Habría que respetar a los médicos, gracias a los cuales la medicina ha llegado a donde está. En los viejos tiempos, como te pusieras malito, te sangraban con lancetas o con sanguijuelas en la rabadilla, te daban la pócima adecuada y allá que ibas para el otro mundo, en un pis pas, sin decir ni ahí queda eso. Hay constancia de la alimentación recomendada por los físicos para mitigar los rigores de la gota que padecía el emperador Carlos. Así acabó el pobre señor en Yuste, con su pata tiesa, que daba pena verlo. Y se creía que la sangre permanecía estática en el cuerpo, como en un odre, hasta que Miguel Servet, ya en pleno Siglo de Oro, descubrió que circulaba y lo publicó revolucionando todos los conocimientos canonizados hasta el momento. Lo quemaron, claro.

Aunque con ligeras evoluciones, la medicina dependió prácticamente de la experiencia de los galenos hasta bien entrado el siglo XX. En Córdoba, se guarda feliz memoria de don Emilio Morilla que, allá por los años treinta, era el médico de cabecera de referencia. Las amas de casa, convencidas de la valía de sus conocimientos en medicina práctica, se permitían discutir diagnósticos y tratamientos. A don Manuel Villegas, patriarca de una larga familia de médicos y farmacéuticos cordobeses, hombre tranquilo y cordial, lo volvían loco con sus síntomas típicamente femeninos una conocida marquesa cordobesa y sus hijas. Y el pobre, acosado a preguntas, siempre acababa resumiendo:

- Ay, hijas mías, es que las mujeres tenéis tantas cosas en la barriga...

Llegamos así a estos tiempos, los del cateterismo, los muelles, el ADN, la ecografía y la laparoscopia. Tiempos en los que un cirujano te saca por una oreja la vesícula biliar y a escupir a la calle. Pues, crecidos al compás de la técnica, tenemos en Córdoba un conjunto de médicos capaces de arreglarnos cualquier cosa. Y así vamos, que no acaban con nosotros ni las heladas negras.

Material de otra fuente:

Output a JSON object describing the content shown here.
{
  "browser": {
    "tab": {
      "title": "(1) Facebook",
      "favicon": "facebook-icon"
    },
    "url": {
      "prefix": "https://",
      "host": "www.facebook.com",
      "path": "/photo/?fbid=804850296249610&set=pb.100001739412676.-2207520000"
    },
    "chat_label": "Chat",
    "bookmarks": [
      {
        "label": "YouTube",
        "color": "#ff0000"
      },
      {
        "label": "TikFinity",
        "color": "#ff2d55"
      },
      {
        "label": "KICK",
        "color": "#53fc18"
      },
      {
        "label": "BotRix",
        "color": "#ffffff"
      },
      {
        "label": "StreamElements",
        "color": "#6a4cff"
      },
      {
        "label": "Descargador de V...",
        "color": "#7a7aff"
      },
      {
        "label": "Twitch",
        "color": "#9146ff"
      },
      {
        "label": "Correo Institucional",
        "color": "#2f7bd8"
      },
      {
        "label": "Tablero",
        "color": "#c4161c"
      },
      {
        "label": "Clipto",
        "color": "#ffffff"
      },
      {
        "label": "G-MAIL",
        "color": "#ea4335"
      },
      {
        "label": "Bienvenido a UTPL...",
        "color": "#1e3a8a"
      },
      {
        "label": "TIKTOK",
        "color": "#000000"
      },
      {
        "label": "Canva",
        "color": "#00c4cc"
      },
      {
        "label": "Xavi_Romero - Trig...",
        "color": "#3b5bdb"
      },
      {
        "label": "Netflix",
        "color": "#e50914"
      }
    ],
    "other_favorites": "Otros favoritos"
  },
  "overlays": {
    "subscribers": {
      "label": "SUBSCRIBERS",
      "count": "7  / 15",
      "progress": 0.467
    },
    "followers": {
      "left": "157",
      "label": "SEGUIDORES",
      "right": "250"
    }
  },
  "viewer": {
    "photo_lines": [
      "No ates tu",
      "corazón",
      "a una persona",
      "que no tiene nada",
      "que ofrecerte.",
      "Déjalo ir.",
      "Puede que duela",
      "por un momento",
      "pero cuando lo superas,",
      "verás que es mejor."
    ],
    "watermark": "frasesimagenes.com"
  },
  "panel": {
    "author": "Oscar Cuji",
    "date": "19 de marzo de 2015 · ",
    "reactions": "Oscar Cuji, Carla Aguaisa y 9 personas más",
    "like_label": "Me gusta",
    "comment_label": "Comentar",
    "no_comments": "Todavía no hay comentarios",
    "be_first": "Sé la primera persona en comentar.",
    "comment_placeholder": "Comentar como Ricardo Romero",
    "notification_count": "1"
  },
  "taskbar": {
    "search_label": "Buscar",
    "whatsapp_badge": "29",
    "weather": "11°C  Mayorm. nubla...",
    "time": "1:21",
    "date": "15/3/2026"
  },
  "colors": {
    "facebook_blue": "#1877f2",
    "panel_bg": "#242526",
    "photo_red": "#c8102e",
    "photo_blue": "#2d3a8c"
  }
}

¿Y cómo pagamos a estos brillantes profesionales del aguante que tanto hacen por nosotros? Pues friéndolos. Intentando por todos los medios arruinarles las vacaciones. Esperándolos como buitres en el ascensor, en la mesa, en la playa, donde sea para exponerles la consulta. Y gratis, faltaría más. Como son de confianza, pues eso.

Cuentan que en un banquete de bodas comentaba estos abusos un médico con su vecino de mesa, abogado en ejercicio.

- Es una vergüenza. Donde te pillan, te plantan su problema y, como son amigos, los tienes que atender. ¿No crees tú que podría enviarles la cuenta?

- Desde luego, es una consulta. Hay un contrato implícito.

- Pues mira, desde ahora, les cobro.

A los diez días el médico recibió la minuta de su amigo abogado.